Kiteman in reply to ewilhelmJun 13, 2007. 1:43 AM
Doh! OK, I know what I'm doing with my Science Clubbers tomorrow night...
falconphysics (author) in reply to KitemanJun 12, 2007. 11:50 AM
You're right, you don't need high-tech equipment to do decent science. In many cases I do very low tech labs. It all depends on what I'm trying to teach. The tech tools can often be more engaging for students, which is one of the reasons I use them. Additionally we use Audacity for some later labs and this provides a great introduction to the program.
mrmath says: Jun 12, 2007. 10:27 AM
Makes me wonder two things. 1) Is there anything open source can't do? :) 2) How'd they do it before the computer made it this darn easy?

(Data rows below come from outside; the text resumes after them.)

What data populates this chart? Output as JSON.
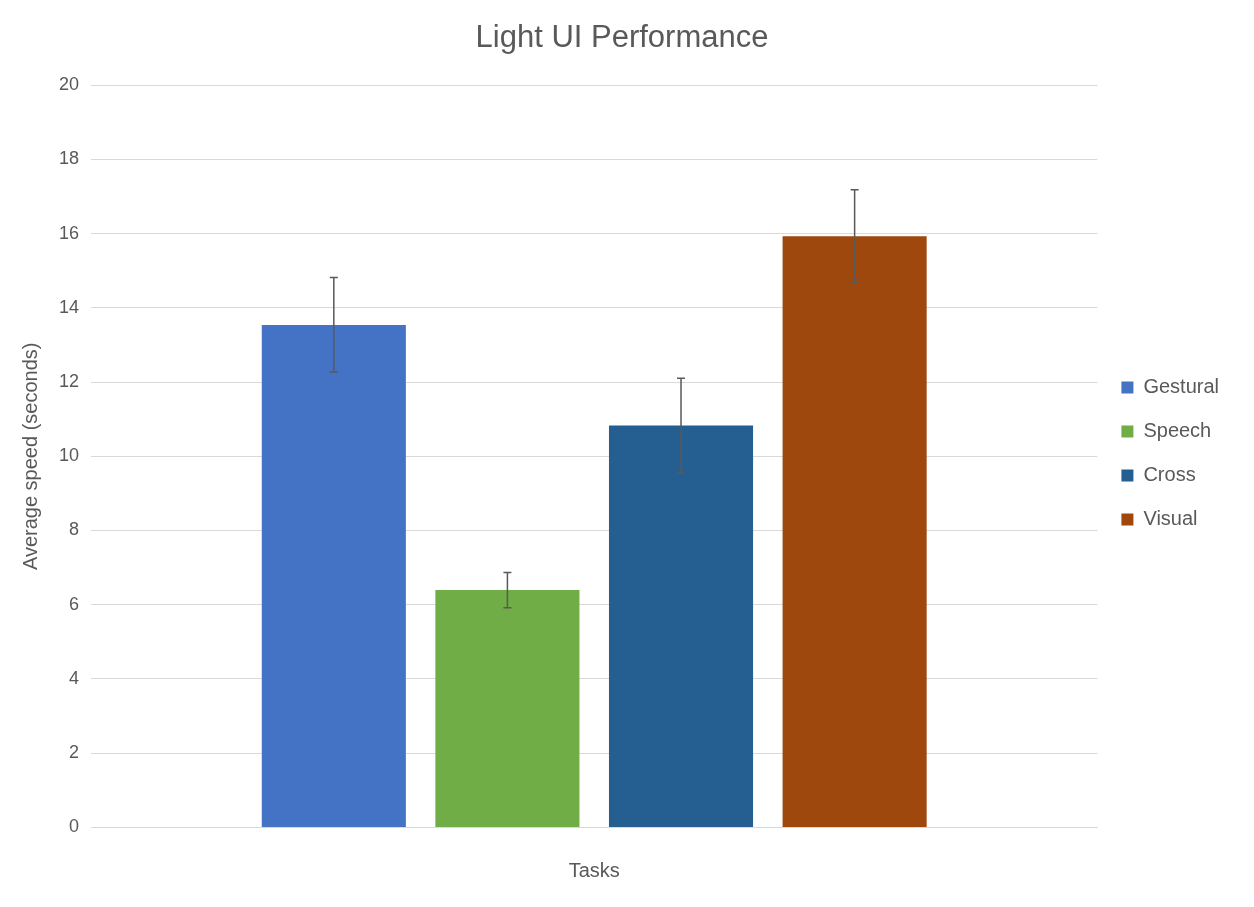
{
  "chart_data": {
    "type": "bar",
    "title": "Light UI Performance",
    "xlabel": "Tasks",
    "ylabel": "Average speed (seconds)",
    "categories": [
      null
    ],
    "series": [
      {
        "name": "Gestural",
        "color": "#4472c4",
        "values": [
          13.54
        ],
        "errors": [
          [
            12.27,
            14.82
          ]
        ]
      },
      {
        "name": "Speech",
        "color": "#70ad47",
        "values": [
          6.4
        ],
        "errors": [
          [
            5.92,
            6.87
          ]
        ]
      },
      {
        "name": "Cross",
        "color": "#255e91",
        "values": [
          10.83
        ],
        "errors": [
          [
            9.55,
            12.1
          ]
        ]
      },
      {
        "name": "Visual",
        "color": "#9e480e",
        "values": [
          15.93
        ],
        "errors": [
          [
            14.68,
            17.18
          ]
        ]
      }
    ],
    "ylim": [
      0,
      20
    ],
    "yticks": [
      0,
      2,
      4,
      6,
      8,
      10,
      12,
      14,
      16,
      18,
      20
    ],
    "grid": "y",
    "legend": "right"
  }
}
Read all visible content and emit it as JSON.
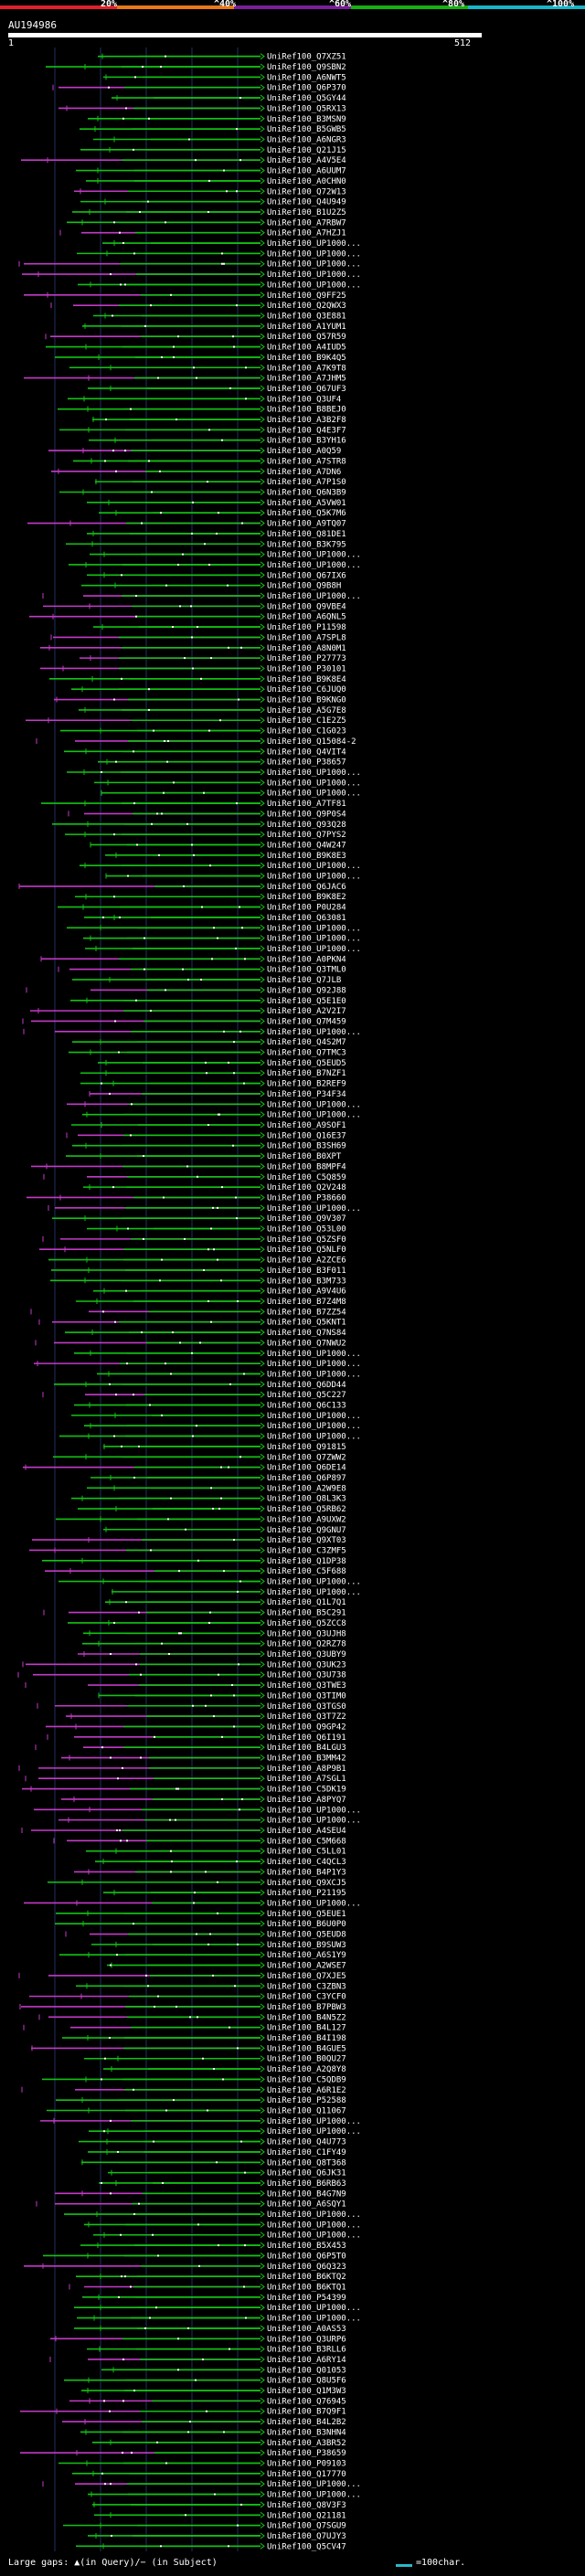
{
  "header": {
    "segments": [
      {
        "label": "20%",
        "color": "#e0202a"
      },
      {
        "label": "^40%",
        "color": "#e87818"
      },
      {
        "label": "^60%",
        "color": "#7a1e9a"
      },
      {
        "label": "^80%",
        "color": "#17b012"
      },
      {
        "label": "^100%",
        "color": "#17b6c8"
      }
    ],
    "query_id": "AU194986",
    "query_start": "1",
    "query_end": "512"
  },
  "colors": {
    "green": "#12c213",
    "magenta": "#c33ac7",
    "grid": "#223060"
  },
  "hit_labels": [
    "UniRef100_Q7XZ51",
    "UniRef100_Q9SBN2",
    "UniRef100_A6NWT5",
    "UniRef100_Q6P370",
    "UniRef100_Q5GY44",
    "UniRef100_Q5RX13",
    "UniRef100_B3MSN9",
    "UniRef100_B5GWB5",
    "UniRef100_A6NGR3",
    "UniRef100_Q21J15",
    "UniRef100_A4V5E4",
    "UniRef100_A6UUM7",
    "UniRef100_A0CHN0",
    "UniRef100_Q72W13",
    "UniRef100_Q4U949",
    "UniRef100_B1U2Z5",
    "UniRef100_A7RBW7",
    "UniRef100_A7HZJ1",
    "UniRef100_UP1000...",
    "UniRef100_UP1000...",
    "UniRef100_UP1000...",
    "UniRef100_UP1000...",
    "UniRef100_UP1000...",
    "UniRef100_Q9FF25",
    "UniRef100_Q2QWX3",
    "UniRef100_Q3E881",
    "UniRef100_A1YUM1",
    "UniRef100_Q57R59",
    "UniRef100_A4IUD5",
    "UniRef100_B9K4Q5",
    "UniRef100_A7K9T8",
    "UniRef100_A7JHM5",
    "UniRef100_Q67UF3",
    "UniRef100_Q3UF4",
    "UniRef100_B8BEJ0",
    "UniRef100_A3B2F8",
    "UniRef100_Q4E3F7",
    "UniRef100_B3YH16",
    "UniRef100_A0Q59",
    "UniRef100_A7STR8",
    "UniRef100_A7DN6",
    "UniRef100_A7P1S0",
    "UniRef100_Q6N3B9",
    "UniRef100_A5VW01",
    "UniRef100_Q5K7M6",
    "UniRef100_A9TQ07",
    "UniRef100_Q81DE1",
    "UniRef100_B3K795",
    "UniRef100_UP1000...",
    "UniRef100_UP1000...",
    "UniRef100_Q67IX6",
    "UniRef100_Q9B8H",
    "UniRef100_UP1000...",
    "UniRef100_Q9VBE4",
    "UniRef100_A6QNL5",
    "UniRef100_P11598",
    "UniRef100_A7SPL8",
    "UniRef100_A8N0M1",
    "UniRef100_P27773",
    "UniRef100_P30101",
    "UniRef100_B9K8E4",
    "UniRef100_C6JUQ0",
    "UniRef100_B9KNG0",
    "UniRef100_A5G7E8",
    "UniRef100_C1E2Z5",
    "UniRef100_C1G023",
    "UniRef100_Q15084-2",
    "UniRef100_Q4VIT4",
    "UniRef100_P38657",
    "UniRef100_UP1000...",
    "UniRef100_UP1000...",
    "UniRef100_UP1000...",
    "UniRef100_A7TF81",
    "UniRef100_Q9P0S4",
    "UniRef100_Q93Q28",
    "UniRef100_Q7PYS2",
    "UniRef100_Q4W247",
    "UniRef100_B9K8E3",
    "UniRef100_UP1000...",
    "UniRef100_UP1000...",
    "UniRef100_Q6JAC6",
    "UniRef100_B9K8E2",
    "UniRef100_P0U284",
    "UniRef100_Q63081",
    "UniRef100_UP1000...",
    "UniRef100_UP1000...",
    "UniRef100_UP1000...",
    "UniRef100_A0PKN4",
    "UniRef100_Q3TML0",
    "UniRef100_Q7JLB",
    "UniRef100_Q92J88",
    "UniRef100_Q5E1E0",
    "UniRef100_A2V2I7",
    "UniRef100_Q7M459",
    "UniRef100_UP1000...",
    "UniRef100_Q4S2M7",
    "UniRef100_Q7TMC3",
    "UniRef100_Q5EUD5",
    "UniRef100_B7NZF1",
    "UniRef100_B2REF9",
    "UniRef100_P34F34",
    "UniRef100_UP1000...",
    "UniRef100_UP1000...",
    "UniRef100_A9SOF1",
    "UniRef100_Q16E37",
    "UniRef100_B3SH69",
    "UniRef100_B0XPT",
    "UniRef100_B8MPF4",
    "UniRef100_C5Q859",
    "UniRef100_Q2V248",
    "UniRef100_P38660",
    "UniRef100_UP1000...",
    "UniRef100_Q9V307",
    "UniRef100_Q53L00",
    "UniRef100_Q5ZSF0",
    "UniRef100_Q5NLF0",
    "UniRef100_A2ZCE6",
    "UniRef100_B3F011",
    "UniRef100_B3M733",
    "UniRef100_A9V4U6",
    "UniRef100_B7Z4M8",
    "UniRef100_B7ZZ54",
    "UniRef100_Q5KNT1",
    "UniRef100_Q7NS84",
    "UniRef100_Q7NWU2",
    "UniRef100_UP1000...",
    "UniRef100_UP1000...",
    "UniRef100_UP1000...",
    "UniRef100_Q6DD44",
    "UniRef100_Q5C227",
    "UniRef100_Q6C133",
    "UniRef100_UP1000...",
    "UniRef100_UP1000...",
    "UniRef100_UP1000...",
    "UniRef100_Q91815",
    "UniRef100_Q7ZWW2",
    "UniRef100_Q6DE14",
    "UniRef100_Q6P897",
    "UniRef100_A2W9E8",
    "UniRef100_Q8L3K3",
    "UniRef100_Q5RB62",
    "UniRef100_A9UXW2",
    "UniRef100_Q9GNU7",
    "UniRef100_Q9XT03",
    "UniRef100_C3ZMF5",
    "UniRef100_Q1DP38",
    "UniRef100_C5F688",
    "UniRef100_UP1000...",
    "UniRef100_UP1000...",
    "UniRef100_Q1L7Q1",
    "UniRef100_B5C291",
    "UniRef100_Q5ZCC8",
    "UniRef100_Q3UJH8",
    "UniRef100_Q2RZ78",
    "UniRef100_Q3UBY9",
    "UniRef100_Q3UK23",
    "UniRef100_Q3U738",
    "UniRef100_Q3TWE3",
    "UniRef100_Q3TIM0",
    "UniRef100_Q3TGS0",
    "UniRef100_Q3T7Z2",
    "UniRef100_Q9GP42",
    "UniRef100_Q6I191",
    "UniRef100_B4LGU3",
    "UniRef100_B3MM42",
    "UniRef100_A8P9B1",
    "UniRef100_A7SGL1",
    "UniRef100_C5DK19",
    "UniRef100_A8PYQ7",
    "UniRef100_UP1000...",
    "UniRef100_UP1000...",
    "UniRef100_A4SEU4",
    "UniRef100_C5M668",
    "UniRef100_C5LL01",
    "UniRef100_C4QCL3",
    "UniRef100_B4P1Y3",
    "UniRef100_Q9XCJ5",
    "UniRef100_P21195",
    "UniRef100_UP1000...",
    "UniRef100_Q5EUE1",
    "UniRef100_B6U0P0",
    "UniRef100_Q5EUD8",
    "UniRef100_B9SUW3",
    "UniRef100_A6S1Y9",
    "UniRef100_A2WSE7",
    "UniRef100_Q7XJE5",
    "UniRef100_C3ZBN3",
    "UniRef100_C3YCF0",
    "UniRef100_B7PBW3",
    "UniRef100_B4N5Z2",
    "UniRef100_B4L127",
    "UniRef100_B4I198",
    "UniRef100_B4GUE5",
    "UniRef100_B0QU27",
    "UniRef100_A2Q8Y8",
    "UniRef100_C5QDB9",
    "UniRef100_A6R1E2",
    "UniRef100_P52588",
    "UniRef100_Q11067",
    "UniRef100_UP1000...",
    "UniRef100_UP1000...",
    "UniRef100_Q4U773",
    "UniRef100_C1FY49",
    "UniRef100_Q8T368",
    "UniRef100_Q6JK31",
    "UniRef100_B6RB63",
    "UniRef100_B4G7N9",
    "UniRef100_A6SQY1",
    "UniRef100_UP1000...",
    "UniRef100_UP1000...",
    "UniRef100_UP1000...",
    "UniRef100_B5X453",
    "UniRef100_Q6P5T0",
    "UniRef100_Q6Q323",
    "UniRef100_B6KTQ2",
    "UniRef100_B6KTQ1",
    "UniRef100_P54399",
    "UniRef100_UP1000...",
    "UniRef100_UP1000...",
    "UniRef100_A0AS53",
    "UniRef100_Q3URP6",
    "UniRef100_B3RLL6",
    "UniRef100_A6RY14",
    "UniRef100_Q01053",
    "UniRef100_Q8U5F6",
    "UniRef100_Q1M3W3",
    "UniRef100_Q76945",
    "UniRef100_B7Q9F1",
    "UniRef100_B4L2B2",
    "UniRef100_B3NHN4",
    "UniRef100_A3BR52",
    "UniRef100_P38659",
    "UniRef100_P09103",
    "UniRef100_Q17770",
    "UniRef100_UP1000...",
    "UniRef100_UP1000...",
    "UniRef100_Q8V3F3",
    "UniRef100_Q21181",
    "UniRef100_Q7SGU9",
    "UniRef100_Q7UJY3",
    "UniRef100_Q5CV47"
  ],
  "footer": {
    "text": "Large gaps: ▲(in Query)/− (in Subject)",
    "key_label": "=100char."
  }
}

Mister_Caipirinha in reply to mrmathJun 12, 2007. 1:29 PM
2) answer: Two microphones one meter apart connected to an oscilloscope. Do I get another prize??
falconphysics (author) in reply to Mister_CaipirinhaJun 12, 2007. 2:11 PM
Sure, if I win the laser cutter I'll send you not one, but two official prizes. ;)
Mister_Caipirinha says: Apr 14, 2013. 12:53 PM
It is also worth pointing out that the pulse comes back inverted - that first "down" peak comes back as an "up" peak - since the end of the air tube can be considered as fixed (cement has larger impedance than the air). If you can detect a reflection from the end just held up in the air it may be erect (assuming air not surrounded by the tube has a lower impedance that air in the tube). Neat!
falconphysics (author) in reply to Mister_CaipirinhaJun 12, 2007. 11:51 AM
Give the man a prize. The wave is indeed inverted when it reflects.